Adachi Takeshi, Adachi Shiro, Nakano Yoshihisa, Yasuda Kenichiro, Nishiyama Itsumure, Hirose Miku, Murohara Toyoaki
Department of Cardiology, Nagoya University Hospital Nagoya Japan.
Department of Cardiology, Nagoya University Graduate School of Medicine Nagoya Japan.
Circ Rep. 2024 Feb 20;6(3):80-85. doi: 10.1253/circrep.CR-23-0074. eCollection 2024 Mar 8.
The relationship between the prognosis of patients with both chronic thromboembolic pulmonary hypertension (CTEPH) and a mental disorder (MD) remains unclear.
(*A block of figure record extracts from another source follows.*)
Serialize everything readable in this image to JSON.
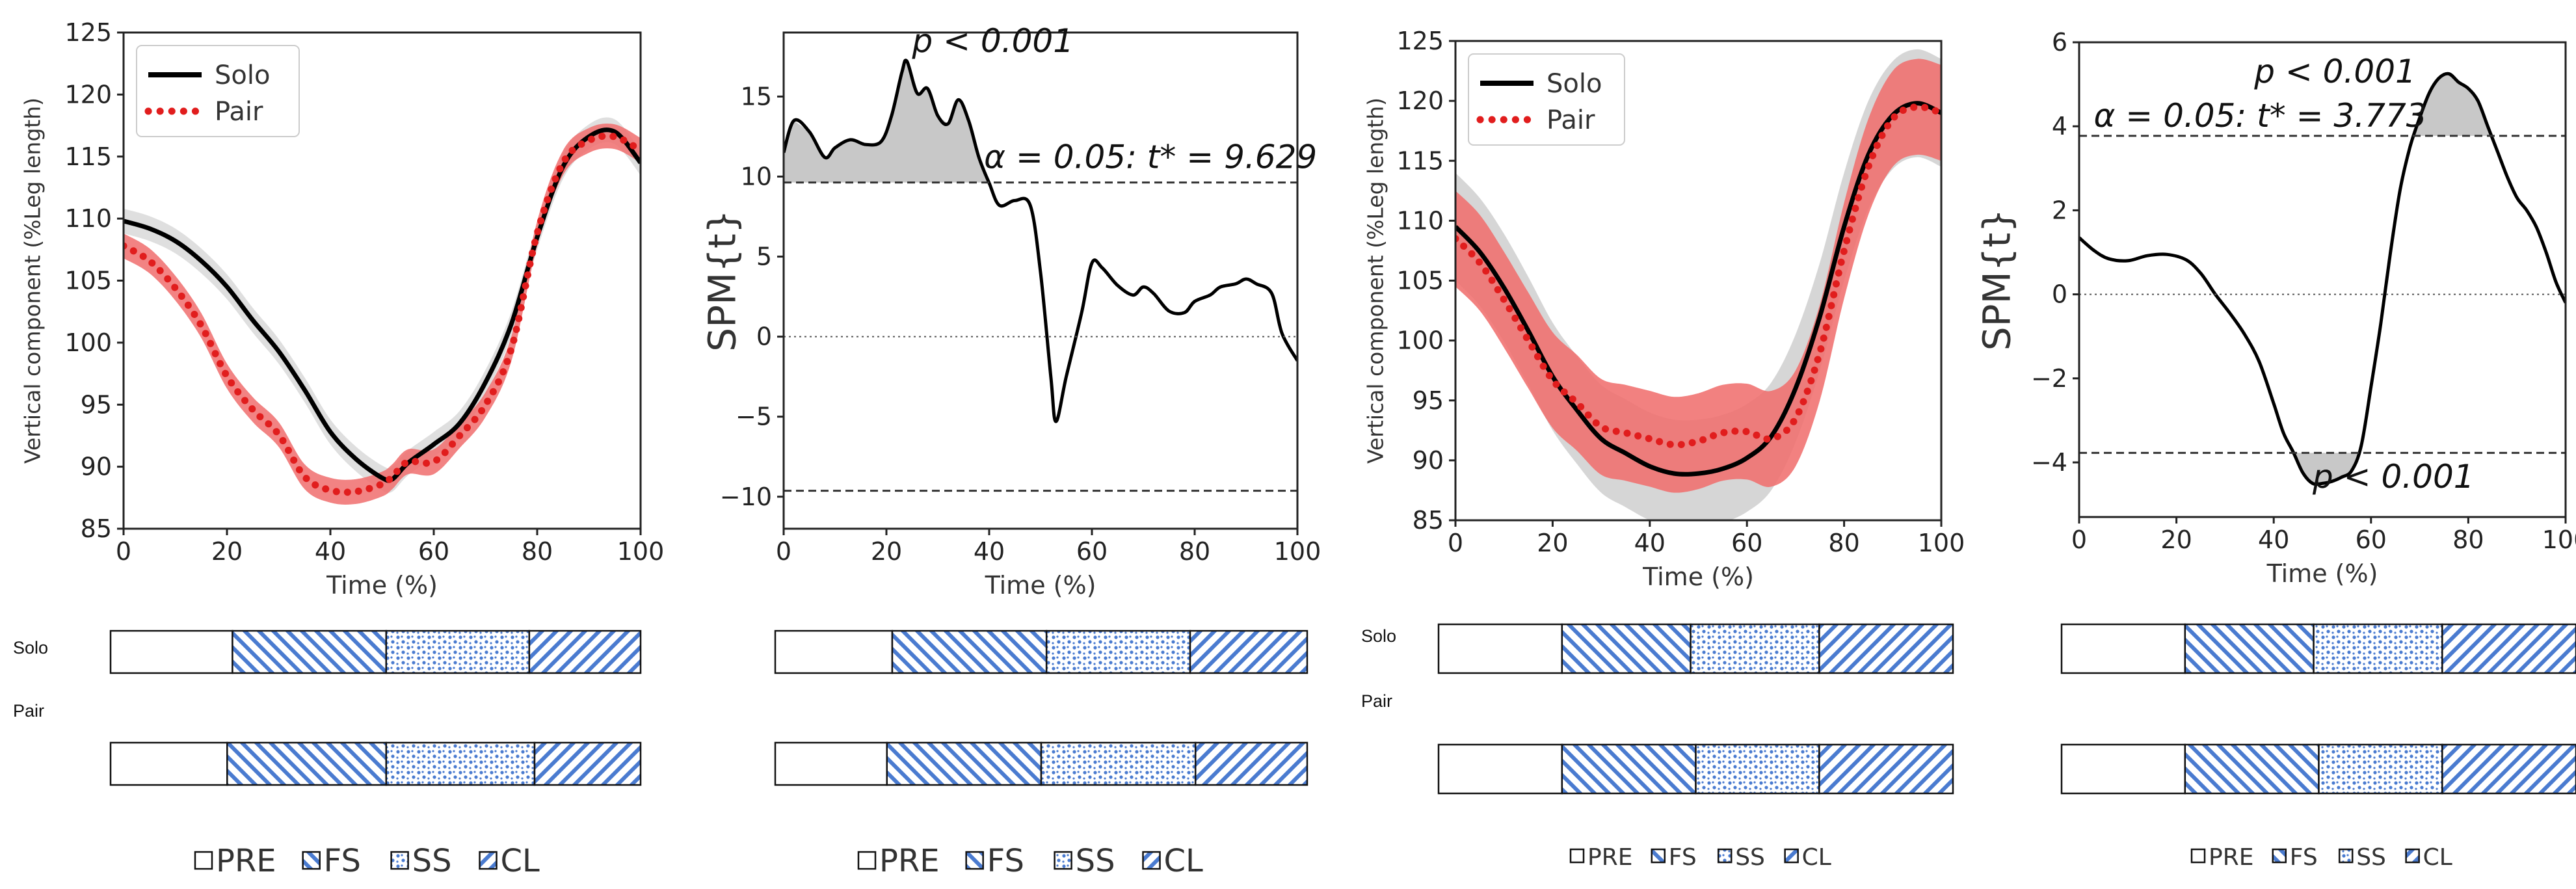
{
  "chart_data": [
    {
      "type": "line",
      "ylabel": "Vertical component (%Leg length)",
      "xlabel": "Time (%)",
      "xlim": [
        0,
        100
      ],
      "ylim": [
        85,
        125
      ],
      "xticks": [
        "0",
        "20",
        "40",
        "60",
        "80",
        "100"
      ],
      "yticks": [
        "85",
        "90",
        "95",
        "100",
        "105",
        "110",
        "115",
        "120",
        "125"
      ],
      "legend": {
        "position": "top-left",
        "entries": [
          "Solo",
          "Pair"
        ]
      },
      "series": [
        {
          "name": "Solo",
          "style": "solid",
          "color": "#000000",
          "band_color": "#d9d9d9",
          "band": 1.0,
          "x": [
            0,
            5,
            10,
            15,
            20,
            25,
            30,
            35,
            40,
            45,
            50,
            52,
            55,
            60,
            65,
            70,
            75,
            80,
            85,
            90,
            95,
            100
          ],
          "y": [
            109.8,
            109.2,
            108.2,
            106.6,
            104.5,
            101.8,
            99.3,
            96.2,
            92.8,
            90.6,
            89.1,
            89.0,
            90.3,
            91.8,
            93.5,
            96.8,
            101.5,
            108.5,
            114.2,
            116.6,
            117.0,
            114.5
          ]
        },
        {
          "name": "Pair",
          "style": "dotted",
          "color": "#e11d1d",
          "band_color": "#f07272",
          "band": 1.0,
          "x": [
            0,
            5,
            10,
            15,
            20,
            25,
            30,
            35,
            40,
            45,
            50,
            52,
            55,
            60,
            65,
            70,
            75,
            80,
            85,
            90,
            95,
            100
          ],
          "y": [
            107.8,
            106.6,
            104.4,
            101.4,
            97.3,
            94.6,
            92.6,
            89.2,
            88.1,
            88.0,
            88.6,
            89.2,
            90.4,
            90.4,
            92.5,
            95.0,
            99.5,
            108.8,
            114.5,
            116.3,
            116.6,
            115.5
          ]
        }
      ]
    },
    {
      "type": "line",
      "ylabel": "SPM{t}",
      "xlabel": "Time (%)",
      "xlim": [
        0,
        100
      ],
      "ylim": [
        -12,
        19
      ],
      "xticks": [
        "0",
        "20",
        "40",
        "60",
        "80",
        "100"
      ],
      "yticks": [
        "−10",
        "−5",
        "0",
        "5",
        "10",
        "15"
      ],
      "threshold": 9.629,
      "threshold_label": "α = 0.05:  t* = 9.629",
      "cluster_labels": [
        {
          "text": "p < 0.001",
          "x": 36,
          "y": 16.8
        }
      ],
      "series": [
        {
          "name": "",
          "style": "solid",
          "color": "#000000",
          "x": [
            0,
            2,
            5,
            8,
            10,
            13,
            16,
            19,
            21,
            23,
            24,
            26,
            28,
            30,
            32,
            34,
            36,
            38,
            40,
            42,
            45,
            48,
            50,
            52,
            53,
            55,
            58,
            60,
            62,
            65,
            68,
            70,
            72,
            75,
            78,
            80,
            83,
            85,
            88,
            90,
            92,
            95,
            97,
            100
          ],
          "y": [
            11.5,
            13.5,
            12.8,
            11.2,
            11.8,
            12.3,
            12.0,
            12.2,
            13.8,
            16.5,
            17.2,
            15.2,
            15.5,
            13.8,
            13.3,
            14.8,
            13.5,
            11.2,
            9.6,
            8.2,
            8.5,
            8.2,
            4.0,
            -2.5,
            -5.3,
            -2.5,
            1.5,
            4.6,
            4.3,
            3.2,
            2.6,
            3.1,
            2.7,
            1.6,
            1.5,
            2.2,
            2.6,
            3.1,
            3.3,
            3.6,
            3.3,
            2.7,
            0.2,
            -1.5
          ]
        }
      ]
    },
    {
      "type": "line",
      "ylabel": "Vertical component (%Leg length)",
      "xlabel": "Time (%)",
      "xlim": [
        0,
        100
      ],
      "ylim": [
        85,
        125
      ],
      "xticks": [
        "0",
        "20",
        "40",
        "60",
        "80",
        "100"
      ],
      "yticks": [
        "85",
        "90",
        "95",
        "100",
        "105",
        "110",
        "115",
        "120",
        "125"
      ],
      "legend": {
        "position": "top-left",
        "entries": [
          "Solo",
          "Pair"
        ]
      },
      "series": [
        {
          "name": "Solo",
          "style": "solid",
          "color": "#000000",
          "band_color": "#cfcfcf",
          "band": 4.5,
          "x": [
            0,
            5,
            10,
            15,
            20,
            25,
            30,
            35,
            40,
            45,
            50,
            55,
            60,
            65,
            70,
            75,
            80,
            85,
            90,
            95,
            100
          ],
          "y": [
            109.5,
            107.4,
            104.4,
            100.8,
            97.0,
            94.2,
            91.8,
            90.6,
            89.5,
            88.9,
            88.9,
            89.3,
            90.2,
            92.0,
            96.0,
            102.0,
            109.5,
            115.5,
            118.8,
            119.8,
            119.0
          ]
        },
        {
          "name": "Pair",
          "style": "dotted",
          "color": "#e11d1d",
          "band_color": "#f0706e",
          "band": 4.0,
          "x": [
            0,
            5,
            10,
            15,
            20,
            25,
            30,
            35,
            40,
            45,
            50,
            55,
            60,
            65,
            70,
            75,
            80,
            85,
            90,
            95,
            100
          ],
          "y": [
            108.5,
            106.5,
            103.4,
            100.0,
            96.7,
            94.8,
            92.8,
            92.3,
            91.8,
            91.3,
            91.6,
            92.3,
            92.4,
            91.8,
            93.5,
            99.0,
            107.5,
            114.5,
            118.5,
            119.5,
            119.0
          ]
        }
      ]
    },
    {
      "type": "line",
      "ylabel": "SPM{t}",
      "xlabel": "Time (%)",
      "xlim": [
        0,
        100
      ],
      "ylim": [
        -5.3,
        6
      ],
      "xticks": [
        "0",
        "20",
        "40",
        "60",
        "80",
        "100"
      ],
      "yticks": [
        "−4",
        "−2",
        "0",
        "2",
        "4",
        "6"
      ],
      "threshold": 3.773,
      "threshold_label": "α = 0.05:  t* = 3.773",
      "cluster_labels": [
        {
          "text": "p < 0.001",
          "x": 74,
          "y": 5.0
        },
        {
          "text": "p < 0.001",
          "x": 75,
          "y": -4.6
        }
      ],
      "series": [
        {
          "name": "",
          "style": "solid",
          "color": "#000000",
          "x": [
            0,
            3,
            6,
            10,
            14,
            18,
            22,
            25,
            28,
            31,
            34,
            37,
            40,
            42,
            44,
            46,
            48,
            50,
            52,
            54,
            56,
            58,
            60,
            62,
            64,
            66,
            68,
            70,
            72,
            74,
            76,
            78,
            80,
            82,
            84,
            86,
            88,
            90,
            92,
            94,
            96,
            98,
            100
          ],
          "y": [
            1.35,
            1.05,
            0.85,
            0.8,
            0.92,
            0.95,
            0.82,
            0.5,
            0.0,
            -0.45,
            -0.95,
            -1.6,
            -2.6,
            -3.3,
            -3.75,
            -4.25,
            -4.5,
            -4.5,
            -4.45,
            -4.35,
            -4.2,
            -3.6,
            -2.2,
            -0.7,
            1.0,
            2.5,
            3.5,
            4.2,
            4.8,
            5.15,
            5.25,
            5.05,
            4.9,
            4.6,
            4.0,
            3.4,
            2.8,
            2.3,
            2.0,
            1.6,
            1.0,
            0.3,
            -0.2
          ]
        }
      ]
    }
  ],
  "phase_bars": {
    "row_labels": [
      "Solo",
      "Pair"
    ],
    "legend": [
      "PRE",
      "FS",
      "SS",
      "CL"
    ],
    "panels": [
      {
        "solo": [
          23,
          52,
          79
        ],
        "pair": [
          22,
          52,
          80
        ]
      },
      {
        "solo": [
          22,
          51,
          78
        ],
        "pair": [
          21,
          50,
          79
        ]
      },
      {
        "solo": [
          24,
          49,
          74
        ],
        "pair": [
          24,
          50,
          74
        ]
      },
      {
        "solo": [
          24,
          49,
          74
        ],
        "pair": [
          24,
          50,
          74
        ]
      }
    ]
  },
  "colors": {
    "hatch": "#4a7bd0",
    "threshold": "#333333",
    "cluster": "#c8c8c8"
  }
}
The study group comprised 157 patients with CTEPH who underwent right heart catheterization and were subdivided into 2 groups according to the presence of MDs: MD and non-MD. The patients with MDs were defined as those who had visited a psychiatrist and were under psychotropic drug treatment. The primary outcome was a composite of all-cause death and worsening of PH. The median follow-up period was 1,164 days. The incidence of the primary composite outcome was higher in the MD group than in the non-MD group (24.0% vs. 6.8%), whereas the all-cause mortality rate was comparable between groups (12.0% vs. 6.1%). The mean pulmonary arterial pressure, cardiac index, and pulmonary vascular resistance at baseline were all similar between groups. The Cox proportional hazards model indicated that MD was an independent risk factor for the primary composite outcome (hazard ratio, 2.990; 95% confidence interval, 1.034-8.642). In the present study, concomitant CTEPH and MD was significantly associated with a poor prognosis and such patients should be carefully followed.
慢性血栓栓塞性肺动脉高压(CTEPH)患者与精神障碍(MD)患者的预后关系尚不清楚。研究组包括157例接受右心导管检查的CTEPH患者,根据是否存在精神障碍分为两组:精神障碍组和非精神障碍组。患有精神障碍的患者定义为那些看过精神科医生并正在接受精神药物治疗的患者。主要结局是全因死亡和肺动脉高压恶化的综合情况。中位随访期为1164天。精神障碍组的主要复合结局发生率高于非精神障碍组(24.0%对6.8%),而两组间的全因死亡率相当(12.0%对6.1%)。两组间基线时的平均肺动脉压、心脏指数和肺血管阻力均相似。Cox比例风险模型表明,精神障碍是主要复合结局的独立危险因素(风险比,2.990;95%置信区间,1.034 - 8.642)。在本研究中,CTEPH与精神障碍并存与预后不良显著相关,应对此类患者进行密切随访。